Camino de Paz Farm, literally translated means “The Peaceful Path”. Located in the Chimayo Valley in New Mexico, it is home to sheep, goats, draft horses, chickens, turkeys, and some dogs. The farm boasts a small orchard, grows corn, tomatoes, kale, potatoes, onions, garlic, carrots, grapes, poc choy, chard and countless other garden greens. The four large greenhouses grow some of the largest tomatoes I have ever seen, probably due to the specific biodynamic farming practices. (http://attra.ncat.org/attra-pub/biodynamic.html)
The dairy goats are milked daily and the milk is weighed, labeled, and jarred. The milk is used to make Chevre, soap and ice cream. Obviously, we have fresh milk everyday and occasionally a goat or sheep is processed for its meat, organs, and pelt. Sheep wool is used for textile fiber and its fat is used to make soap. Solar powered portable electric fences are set up for the goats and sheep to graze during the day and then moved back into their pens in the evening.
The animal pens are cleaned daily, all of which is composted. There are about 36 laying boxes for the hens but some prefer to lay eggs in the ground so it’s like an easter egg hunt everyday. The green houses need to be opened and closed daily to allow for ventilation. All except for one is set up on irrigation timers. Tuesdays and Fridays CSA members come to pick up their allotment of fresh, organic fruit, vegetable, and milk.
Over the last ten years this farm has been in existence, much of the land has been cleared of the invasive trees resulting in quite a bit of chain saw work. Native deciduous trees have been planted throughout the property. There are endless projects going on all day long that would lead most to believe this to be a regular farm. However, this is where The Peaceful Path diverges and becomes anything but a ‘regular’ farm.
That’s because everyday at 8 o’clock, 6-9th grade students arrive at this Montessori school and partake in ALL of the jobs listed above-plus they have a full curriculum. Twelve year old students have conversations with adults in a way that isn’t, ‘like, whaaat?, I don’t know, oh my god’, weird.” Electronics are collected at community circle each morning where we share greetings, agendas, daily updates, and a reading of some sorts. Students process chickens, goats, sheep, make soap, tend to the greenhouses, gardens, chickens, horses, dirty pens, feedings, milking and processing, and spend time in the one room classroom. They sell arts and crafts at the Santa Fe farmer’s market, they cook and serve lunch everyday for themselves and the adults on campus, and they show up for weekend farm duties.
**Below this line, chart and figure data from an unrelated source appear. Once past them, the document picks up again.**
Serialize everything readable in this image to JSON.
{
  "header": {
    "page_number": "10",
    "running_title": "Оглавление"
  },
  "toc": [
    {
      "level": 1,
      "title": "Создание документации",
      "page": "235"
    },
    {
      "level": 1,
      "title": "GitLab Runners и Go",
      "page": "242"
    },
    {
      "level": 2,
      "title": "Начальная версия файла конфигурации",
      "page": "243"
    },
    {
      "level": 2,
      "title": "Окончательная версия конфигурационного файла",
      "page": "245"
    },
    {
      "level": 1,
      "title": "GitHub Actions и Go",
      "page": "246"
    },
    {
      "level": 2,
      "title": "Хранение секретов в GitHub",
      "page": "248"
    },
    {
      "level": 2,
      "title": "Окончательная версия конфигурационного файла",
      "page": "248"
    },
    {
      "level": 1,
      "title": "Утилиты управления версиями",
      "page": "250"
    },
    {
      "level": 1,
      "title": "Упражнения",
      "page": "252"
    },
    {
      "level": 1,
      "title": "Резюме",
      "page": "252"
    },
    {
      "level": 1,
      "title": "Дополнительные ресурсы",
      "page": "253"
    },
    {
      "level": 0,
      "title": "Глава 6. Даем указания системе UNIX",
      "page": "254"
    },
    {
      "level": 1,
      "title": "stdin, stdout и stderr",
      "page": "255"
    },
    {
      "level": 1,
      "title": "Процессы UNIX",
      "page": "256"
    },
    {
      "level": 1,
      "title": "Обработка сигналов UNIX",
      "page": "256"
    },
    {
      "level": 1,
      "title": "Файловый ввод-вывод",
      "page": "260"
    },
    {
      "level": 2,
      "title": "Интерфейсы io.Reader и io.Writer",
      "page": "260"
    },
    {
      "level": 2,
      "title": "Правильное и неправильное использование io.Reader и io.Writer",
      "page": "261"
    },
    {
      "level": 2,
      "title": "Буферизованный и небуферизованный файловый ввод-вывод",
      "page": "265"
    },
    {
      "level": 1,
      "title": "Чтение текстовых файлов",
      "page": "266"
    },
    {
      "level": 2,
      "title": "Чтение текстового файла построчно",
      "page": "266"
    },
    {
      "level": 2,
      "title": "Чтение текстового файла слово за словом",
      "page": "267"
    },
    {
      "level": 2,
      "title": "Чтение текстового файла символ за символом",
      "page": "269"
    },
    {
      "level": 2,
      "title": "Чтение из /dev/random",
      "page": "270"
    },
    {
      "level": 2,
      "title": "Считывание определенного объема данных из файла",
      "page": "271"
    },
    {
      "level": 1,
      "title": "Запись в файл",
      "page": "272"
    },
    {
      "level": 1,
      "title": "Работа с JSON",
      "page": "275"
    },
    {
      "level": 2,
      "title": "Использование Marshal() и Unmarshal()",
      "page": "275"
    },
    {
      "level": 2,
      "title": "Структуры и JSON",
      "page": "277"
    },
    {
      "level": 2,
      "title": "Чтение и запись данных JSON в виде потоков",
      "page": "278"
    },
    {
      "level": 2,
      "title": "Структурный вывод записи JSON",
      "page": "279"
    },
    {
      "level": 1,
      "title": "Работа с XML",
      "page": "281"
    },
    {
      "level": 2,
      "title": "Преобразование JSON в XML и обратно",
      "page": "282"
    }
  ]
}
These kids have a better sense of self than most adults, can ask and answer questions, are challenged daily to figure out problems on the farm and in the classroom, and interact with animals and the earth. They are not uncomfortable with the life cycle; they volunteer to help process animals, placing them closer to their food source than most of us will ever imagine. Most importantly is that they want to be here. They can be themselves. They treat each other with respect and work together. There are, of course, moments when they act like children but most of the time the students do their chores without complaining. Why? Because that’s the expectation held by everyone working at the school. All of the adults on the farm help with chores and while students work with adult volunteers like me, they are learning to form different types of relationships with various age groups. I guess I’m not used to seeing kids who are interested in their surroundings and their work. I’m not used to interacting with children who can actually express their feelings. Actually, that’s not true. I had plenty of students share what an f’n waste of time it was to be in school.
An example of the tenderness found on the farm was recently experienced while I was milking a goat. It was getting a bit impatient, no doubt due to my lack of milking skills, so one of the students decided to help calm her while I milked. He leaned up against the side of the goat, gently threw his arms over her back, and just put his head on her back. He just stood there and talked to her a bit while I milked. It was a moment that reminded me how much love a child can have when allowed to express him/herself naturally.
Camino de Paz is much more than just a farm and a school. I have barely scratched the surface of what is happening here but I think it’s safe to say that this is the type of learning environment allows students to get the most out of their formative years. It was exactly what I needed after 14 years of working inside of a box and when compared to this farm, feels almost completely devoid of any meaningful learning opportunities. I would like to thank Patti and Greg for taking the initiative to start a school, a monumental task in and of itself, and to also run a farm, another full-time job. Although they rely on WWOOFers to help out, they are the ones outside of the spotlight that have dedicated their lives to educating students and make sure that everything runs smoothly. It is their vision that has in turn allowed students to find their own – something rarely found in schools these days.